Pas de manuia (chance, en polynésien) pour le « Manuia », en 1963 : 15 morts d’un coup…

Plus de chance pour l’ « Aremiti », plus récemment, qui transportait près de 300 passagers (pour un rassemblement mormon). Le grand catamaran en aluminium, fortement motorisé, a raté la passe, et les déferlantes l’ont fait monter bien au sec sur le récif. Tout le monde à pied sur le motu…

A bord de Jangada, certes le Captain aime l’aventure, mais aussi, dans l’esprit d’aventure, l’art de faire fonctionner ses neurones (même s’ils sont en nombre limité, je préfère devancer les observations de certains lecteurs…), pour élaborer sa propre idée, son propre jugement. Puis décider, en suffisante connaissance de cause.

Information, observation, analyse, expérience.

Un quatuor, en toute modestie, qui aide à franchir pas mal d’obstacles, aussi bien en moto dans le désert du Sahara qu’en Antarctique en navigation de nuit au milieu des glaces…

La passe de Maupiti inquiète la plupart des voiliers en voyage, que l’on voit passer à quelques milles au large, en route vers Palmerston, ou Rarotonga.



J’ai commencé, il y a quelques jours, à l’occasion d’une virée en annexe à Uturoa (Raiatea) depuis Tahaa, par aller discuter avec le patron du « Maupiti Express », le spécialiste de la passe. Entre marins de la Mar Mar, le courant est vite passé, et Théodore, papier-crayon en main, m’a expliqué le bazar. Quinze minutes plus tard, je l’ai laissé à sa passerelle de navigation, j’en savais plus qu’en lisant tous les guides nautiques anglo-saxons du Pacifique, que je n’ai pas à bord !

L’unique passe de Maupiti est situé au sud de l’atoll, et elle a le profil adéquat pour se montrer parfois, assez souvent, méchante.

D’abord, elle est unique, ce qui veut dire que toute l’eau sortant du lagon devra passer par elle… Ensuite, elle est étroite, guère plus d’une cinquantaine de mètres utiles, en largeur…
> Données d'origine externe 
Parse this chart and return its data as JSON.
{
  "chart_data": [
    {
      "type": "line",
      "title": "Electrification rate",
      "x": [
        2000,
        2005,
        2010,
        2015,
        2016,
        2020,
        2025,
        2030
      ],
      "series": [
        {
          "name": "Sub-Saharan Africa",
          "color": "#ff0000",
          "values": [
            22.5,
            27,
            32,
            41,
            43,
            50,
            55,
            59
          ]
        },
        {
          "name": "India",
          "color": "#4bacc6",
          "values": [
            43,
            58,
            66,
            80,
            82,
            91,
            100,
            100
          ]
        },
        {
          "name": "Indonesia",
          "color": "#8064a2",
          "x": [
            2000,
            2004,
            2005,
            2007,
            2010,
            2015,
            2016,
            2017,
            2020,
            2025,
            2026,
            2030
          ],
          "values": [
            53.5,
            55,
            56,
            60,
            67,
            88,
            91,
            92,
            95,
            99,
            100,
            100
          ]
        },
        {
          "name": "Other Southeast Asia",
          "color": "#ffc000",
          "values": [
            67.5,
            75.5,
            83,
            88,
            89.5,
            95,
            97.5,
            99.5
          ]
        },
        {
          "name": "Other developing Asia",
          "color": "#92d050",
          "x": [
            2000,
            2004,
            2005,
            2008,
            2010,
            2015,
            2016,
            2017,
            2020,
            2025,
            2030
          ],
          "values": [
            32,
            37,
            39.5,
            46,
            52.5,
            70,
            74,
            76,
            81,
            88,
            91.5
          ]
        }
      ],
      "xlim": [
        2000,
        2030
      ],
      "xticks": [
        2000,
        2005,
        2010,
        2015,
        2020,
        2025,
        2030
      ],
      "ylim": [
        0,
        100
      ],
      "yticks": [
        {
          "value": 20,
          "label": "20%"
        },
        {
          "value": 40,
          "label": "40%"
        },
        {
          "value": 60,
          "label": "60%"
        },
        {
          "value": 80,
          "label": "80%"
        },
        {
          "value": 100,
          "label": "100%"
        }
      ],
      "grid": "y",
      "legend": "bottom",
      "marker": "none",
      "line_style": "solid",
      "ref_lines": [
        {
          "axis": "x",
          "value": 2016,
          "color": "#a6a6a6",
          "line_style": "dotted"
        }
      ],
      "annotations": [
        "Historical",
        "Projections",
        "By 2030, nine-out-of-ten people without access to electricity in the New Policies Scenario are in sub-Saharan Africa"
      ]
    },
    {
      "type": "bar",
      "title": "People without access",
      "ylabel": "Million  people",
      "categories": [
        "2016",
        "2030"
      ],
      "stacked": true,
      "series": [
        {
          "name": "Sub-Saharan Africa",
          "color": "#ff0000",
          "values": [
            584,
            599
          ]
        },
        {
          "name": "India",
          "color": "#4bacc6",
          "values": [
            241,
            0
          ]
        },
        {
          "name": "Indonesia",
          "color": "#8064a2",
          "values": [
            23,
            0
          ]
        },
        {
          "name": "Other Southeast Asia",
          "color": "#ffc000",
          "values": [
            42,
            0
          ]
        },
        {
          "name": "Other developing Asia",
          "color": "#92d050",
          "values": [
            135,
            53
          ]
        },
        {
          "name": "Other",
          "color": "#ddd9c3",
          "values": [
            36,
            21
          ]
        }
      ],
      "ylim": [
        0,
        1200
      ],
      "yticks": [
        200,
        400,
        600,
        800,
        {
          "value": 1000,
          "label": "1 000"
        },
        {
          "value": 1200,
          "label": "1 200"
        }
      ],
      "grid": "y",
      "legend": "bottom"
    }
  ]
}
Et puis, elle a trouvé le moyen de se loger, depuis des millénaires, entre deux motus, le motu Tiapaa à droite, et le motu Pitihahei, à gauche, qui forment, à tous deux, un splendide entonnoir !

Mais encore : la passe est bien balisée, certes, mais, sans doute pour des raisons de facilité d’installation ou de préservation dans le temps de la tourelle en béton contre le travail de sape des vagues déferlantes, la balise verte, de tribord, a été curieusement placée trop loin sur la droite, dans un recoin du récif. Ainsi, le marin insuffisamment attentif, qui s’écarterait un tant soit peu de l’alignement d’entrée, sensible et précis lui, pour simplement concentrer sa gouverne sur le milieu théorique du chenal, à mi-chemin entre la balise verte et la balise rouge, a toutes les chances de se foutre sur le récif à droite du chenal, car celui-çi s’avance allègrement de plusieurs dizaines de mètres vers le milieu de la passe, largement à l’intérieur de la balise verte, et avant celle-çi…



Cette petite échancrure dans le corail est naturellement exposée de plein fouet aux grandes houles venues du Pacifique Sud, de la région des îles Australes, où sévissent les dépressions remontées des confins des quarantièmes…

Et quand la houle de secteur sud s’en mêle, alors là, la passe de Maupiti, c’est pas joli-joli…



Mieux vaut alors passer sa route, ou bien être en règle avec le Bon Dieu, si on se trouve à l’extérieur.

Et si l’on est à l’intérieur du lagon, il convient d’attendre sagement que le grand bazar se soit complètement calmé, que la houle ait disparu, que le vent ait tourné, avant de tenter, prudemment, une sortie.

Par houle de sud-est à sud-ouest, la passe de Maupiti est un maëlstrom dantesque : il y règne un courant sortant qui peut dépasser 10 nœuds, et qui, lorsqu’il rencontre dans le goulet des creux venus du large d’une hauteur ne serait-ce que de 3 à 4 mètres, provoque un ahurissant déferlement des vagues, auquel rien ne résiste.

Nous avons pu aller observer le phénomène pendant notre escale de près de deux semaines à Maupiti, et vraiment, je n’aimerais pas me retrouver là-dedans !



Mais la principale raison de cette mauvaise réputation de la passe de Maupiti est ailleurs.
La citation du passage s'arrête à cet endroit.